Extracting all Headings

aspose1212 · March 29, 2019, 12:28pm

Hello,
Am evaluating Aspose, and one of our Use Case is to be able to extract all headings from document. How can I do that?

A.	Introduction

Some intro from SK
• After the intro
 After the intro introd

Headline Act 2
Normal 2
• Bullet 2
 Sq Bullet 2
(a) Headline Act 3
Normal 3 headline
• Bullet 3
 Sq Bullet 3
(i) Headline 4
Normal 4

So from the text above I want to extract
Heading 1: Introduction
Heading 2: Headline Act 2
Heading 3: Headline Act 3

Code I was playign with which gives me all document not just the headings

try
{
    LoadOptions loadOptions = new LoadOptions();
    loadOptions.setLoadFormat(LoadFormat.DOCX);
    loadOptions.setPassword(password);
    Document doc = new Document(srcFilePath, loadOptions);
    doc.removeMacros();
    doc.unprotect();
    doc.save(dstFilePath, SaveFormat.DOCX);
}
catch (Exception e)
{
    // System.out.println(e);
    return -1;
}

awais.hafeez · March 30, 2019, 1:54am

@aspose1212,

You can build on the following code to achieve what you are looking for:

for (Paragraph para : (Iterable<Paragraph>) doc.getChildNodes(NodeType.PARAGRAPH, true)) {
    if (para.getParagraphFormat().getStyleIdentifier() == StyleIdentifier.HEADING_1 ||
            para.getParagraphFormat().getStyleIdentifier() == StyleIdentifier.HEADING_2 ||
            para.getParagraphFormat().getStyleIdentifier() == StyleIdentifier.HEADING_3 /* and so on*/) {

        System.out.println(para.toString(SaveFormat.TEXT) + " <-- this is a heading para");
    }
}

awais.hafeez · April 4, 2019, 5:10am

2 posts were merged into an existing topic: List in Aspose

aspose1212 · April 11, 2019, 5:23pm

Thanks it works in most of the cases, but failed when I had track changes/comments on in the document.
Say if I have heading called “Introduction” and have added comment “nice job” then I using the code above I see this as “Introductionnice job”. How can I extract just the heading text without pulling in the track change/comments note?
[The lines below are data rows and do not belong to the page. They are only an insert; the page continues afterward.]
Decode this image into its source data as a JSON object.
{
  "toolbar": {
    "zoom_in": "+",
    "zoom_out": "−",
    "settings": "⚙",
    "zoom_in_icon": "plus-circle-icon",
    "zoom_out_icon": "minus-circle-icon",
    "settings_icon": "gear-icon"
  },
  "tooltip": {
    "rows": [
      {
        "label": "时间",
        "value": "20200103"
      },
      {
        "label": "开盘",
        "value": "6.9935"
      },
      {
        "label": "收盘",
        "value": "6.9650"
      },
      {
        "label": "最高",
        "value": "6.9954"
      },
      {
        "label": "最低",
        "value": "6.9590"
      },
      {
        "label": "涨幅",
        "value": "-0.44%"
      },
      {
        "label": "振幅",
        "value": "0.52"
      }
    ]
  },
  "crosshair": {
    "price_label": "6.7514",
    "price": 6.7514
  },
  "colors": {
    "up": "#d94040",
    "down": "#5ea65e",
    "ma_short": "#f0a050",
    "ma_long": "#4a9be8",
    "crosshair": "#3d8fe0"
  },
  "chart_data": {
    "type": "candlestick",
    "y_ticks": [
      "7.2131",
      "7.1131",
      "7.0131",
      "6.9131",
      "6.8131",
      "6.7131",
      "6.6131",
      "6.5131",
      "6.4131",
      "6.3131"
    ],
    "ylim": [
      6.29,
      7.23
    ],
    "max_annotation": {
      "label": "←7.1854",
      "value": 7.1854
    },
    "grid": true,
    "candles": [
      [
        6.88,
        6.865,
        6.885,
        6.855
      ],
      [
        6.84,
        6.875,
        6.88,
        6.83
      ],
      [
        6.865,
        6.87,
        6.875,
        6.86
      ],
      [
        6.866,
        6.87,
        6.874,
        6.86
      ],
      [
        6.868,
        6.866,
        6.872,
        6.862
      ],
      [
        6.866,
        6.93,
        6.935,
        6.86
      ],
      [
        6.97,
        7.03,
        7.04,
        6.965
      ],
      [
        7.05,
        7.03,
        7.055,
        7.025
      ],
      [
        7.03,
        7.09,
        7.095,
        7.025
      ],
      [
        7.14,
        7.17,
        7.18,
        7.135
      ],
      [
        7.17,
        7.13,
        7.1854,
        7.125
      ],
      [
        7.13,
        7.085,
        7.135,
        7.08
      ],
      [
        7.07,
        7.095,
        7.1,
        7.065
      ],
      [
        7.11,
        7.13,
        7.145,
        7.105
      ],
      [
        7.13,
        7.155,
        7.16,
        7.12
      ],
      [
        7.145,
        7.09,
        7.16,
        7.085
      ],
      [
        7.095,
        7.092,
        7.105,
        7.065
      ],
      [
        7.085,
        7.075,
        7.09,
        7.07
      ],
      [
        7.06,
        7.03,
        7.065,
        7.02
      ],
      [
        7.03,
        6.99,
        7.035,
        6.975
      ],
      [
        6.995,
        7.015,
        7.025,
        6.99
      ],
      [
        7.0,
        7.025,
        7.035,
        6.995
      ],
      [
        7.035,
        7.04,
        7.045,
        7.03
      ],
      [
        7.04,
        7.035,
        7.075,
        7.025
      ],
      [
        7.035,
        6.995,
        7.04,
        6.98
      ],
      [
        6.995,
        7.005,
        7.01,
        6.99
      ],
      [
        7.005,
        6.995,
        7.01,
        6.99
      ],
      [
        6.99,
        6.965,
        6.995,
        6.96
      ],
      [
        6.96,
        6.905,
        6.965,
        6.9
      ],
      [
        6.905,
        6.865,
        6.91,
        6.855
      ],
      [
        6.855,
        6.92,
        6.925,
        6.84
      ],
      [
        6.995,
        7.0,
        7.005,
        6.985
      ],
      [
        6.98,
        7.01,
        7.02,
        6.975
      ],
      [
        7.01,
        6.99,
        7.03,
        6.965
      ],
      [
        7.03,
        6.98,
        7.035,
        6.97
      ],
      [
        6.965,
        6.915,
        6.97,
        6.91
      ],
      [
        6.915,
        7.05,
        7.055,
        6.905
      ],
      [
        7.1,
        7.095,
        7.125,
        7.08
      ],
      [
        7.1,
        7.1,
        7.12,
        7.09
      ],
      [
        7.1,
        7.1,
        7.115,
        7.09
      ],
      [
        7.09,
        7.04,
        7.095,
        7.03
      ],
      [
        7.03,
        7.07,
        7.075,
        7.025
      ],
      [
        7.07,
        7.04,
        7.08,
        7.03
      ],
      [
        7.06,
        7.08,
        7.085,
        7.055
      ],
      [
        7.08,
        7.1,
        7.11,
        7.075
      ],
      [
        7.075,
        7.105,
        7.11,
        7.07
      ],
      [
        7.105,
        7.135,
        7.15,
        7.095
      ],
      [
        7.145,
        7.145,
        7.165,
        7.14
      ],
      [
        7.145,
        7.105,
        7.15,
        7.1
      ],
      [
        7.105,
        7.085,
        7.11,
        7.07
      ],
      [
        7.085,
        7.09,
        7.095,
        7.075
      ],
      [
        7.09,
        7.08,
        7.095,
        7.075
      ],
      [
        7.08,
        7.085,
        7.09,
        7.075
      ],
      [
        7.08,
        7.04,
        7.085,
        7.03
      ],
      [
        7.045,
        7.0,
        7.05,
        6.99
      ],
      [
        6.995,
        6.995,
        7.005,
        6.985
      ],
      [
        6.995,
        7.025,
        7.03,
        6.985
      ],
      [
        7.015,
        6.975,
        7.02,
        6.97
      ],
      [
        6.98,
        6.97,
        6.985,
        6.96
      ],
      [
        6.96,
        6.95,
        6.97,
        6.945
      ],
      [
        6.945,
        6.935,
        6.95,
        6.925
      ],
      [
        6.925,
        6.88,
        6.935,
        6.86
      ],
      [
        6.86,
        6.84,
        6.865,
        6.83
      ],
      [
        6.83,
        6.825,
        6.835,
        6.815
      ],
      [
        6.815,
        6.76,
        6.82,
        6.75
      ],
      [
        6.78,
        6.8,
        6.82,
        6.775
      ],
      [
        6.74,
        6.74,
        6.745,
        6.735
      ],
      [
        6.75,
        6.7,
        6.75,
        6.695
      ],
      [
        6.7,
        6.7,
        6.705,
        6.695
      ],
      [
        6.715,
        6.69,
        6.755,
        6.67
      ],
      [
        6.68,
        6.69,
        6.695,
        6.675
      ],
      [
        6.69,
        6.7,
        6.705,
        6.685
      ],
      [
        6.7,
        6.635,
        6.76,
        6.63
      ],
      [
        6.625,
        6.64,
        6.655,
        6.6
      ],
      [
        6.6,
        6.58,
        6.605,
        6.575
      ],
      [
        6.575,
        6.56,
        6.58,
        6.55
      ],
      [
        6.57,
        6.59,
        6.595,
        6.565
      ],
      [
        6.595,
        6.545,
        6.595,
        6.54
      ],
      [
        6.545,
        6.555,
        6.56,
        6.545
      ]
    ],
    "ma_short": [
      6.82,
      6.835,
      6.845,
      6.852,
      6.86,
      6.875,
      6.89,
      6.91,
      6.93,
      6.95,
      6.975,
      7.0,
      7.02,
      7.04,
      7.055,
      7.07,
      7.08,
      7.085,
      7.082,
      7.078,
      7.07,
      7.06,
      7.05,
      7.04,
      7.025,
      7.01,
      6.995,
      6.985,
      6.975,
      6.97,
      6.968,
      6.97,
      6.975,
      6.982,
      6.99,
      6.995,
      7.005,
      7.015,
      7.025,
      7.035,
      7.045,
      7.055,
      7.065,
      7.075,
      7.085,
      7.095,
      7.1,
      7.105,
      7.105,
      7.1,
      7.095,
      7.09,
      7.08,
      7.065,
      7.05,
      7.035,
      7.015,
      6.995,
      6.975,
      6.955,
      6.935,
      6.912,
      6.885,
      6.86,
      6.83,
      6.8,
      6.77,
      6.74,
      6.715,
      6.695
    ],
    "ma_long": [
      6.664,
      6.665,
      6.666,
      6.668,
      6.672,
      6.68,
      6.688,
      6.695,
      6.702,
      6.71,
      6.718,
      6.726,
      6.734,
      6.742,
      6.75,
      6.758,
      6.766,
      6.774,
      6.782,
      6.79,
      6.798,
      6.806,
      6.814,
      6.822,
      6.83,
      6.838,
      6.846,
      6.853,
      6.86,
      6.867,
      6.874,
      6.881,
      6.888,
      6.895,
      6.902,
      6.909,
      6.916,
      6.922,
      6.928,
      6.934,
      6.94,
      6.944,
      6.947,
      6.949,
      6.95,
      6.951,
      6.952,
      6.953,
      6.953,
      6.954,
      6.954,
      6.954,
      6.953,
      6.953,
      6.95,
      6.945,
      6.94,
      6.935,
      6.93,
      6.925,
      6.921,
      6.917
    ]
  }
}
I realize attaching a sample document will help, but it is a bit hard (not allowed) to attach documents on external sites from within our firm. Hope you will be able to reproduce this with my description above?

awais.hafeez · April 12, 2019, 7:10am

@aspose1212,

You can simply remove comments from Heading Paragraphs before getting their text:

for (Paragraph para : (Iterable<Paragraph>) doc.getChildNodes(NodeType.PARAGRAPH, true)) {
    if (para.getParagraphFormat().getStyleIdentifier() == StyleIdentifier.HEADING_1 ||
            para.getParagraphFormat().getStyleIdentifier() == StyleIdentifier.HEADING_2 ||
            para.getParagraphFormat().getStyleIdentifier() == StyleIdentifier.HEADING_3 /* and so on*/) {

        para.getChildNodes(NodeType.COMMENT, true).clear();
        System.out.println(para.toString(SaveFormat.TEXT) + " <-- this is a heading para");
    }
}

aspose1212 · April 14, 2019, 6:47am

Thanks that worked!

Rob_Hesseling · September 22, 2022, 12:41pm

Hello, i have a question.

I am using this code for the same porpose. When i use it, the for loop does not go all the way through the file. I get a list with only half of the headings. How can this be?

alexey.noskov · September 22, 2022, 12:51pm

@Rob_Hesseling The problem might occur because you are using Aspose.Words in evaluation mode. In this case as one of evaluation version limitation, Aspose.Words truncates the document to several hundreds of paragraphs.
You can request free 30-days license to test Aspose.Words without evaluation version limitations.

Rob_Hesseling · September 22, 2022, 12:55pm

Ah oke thank you for the reply!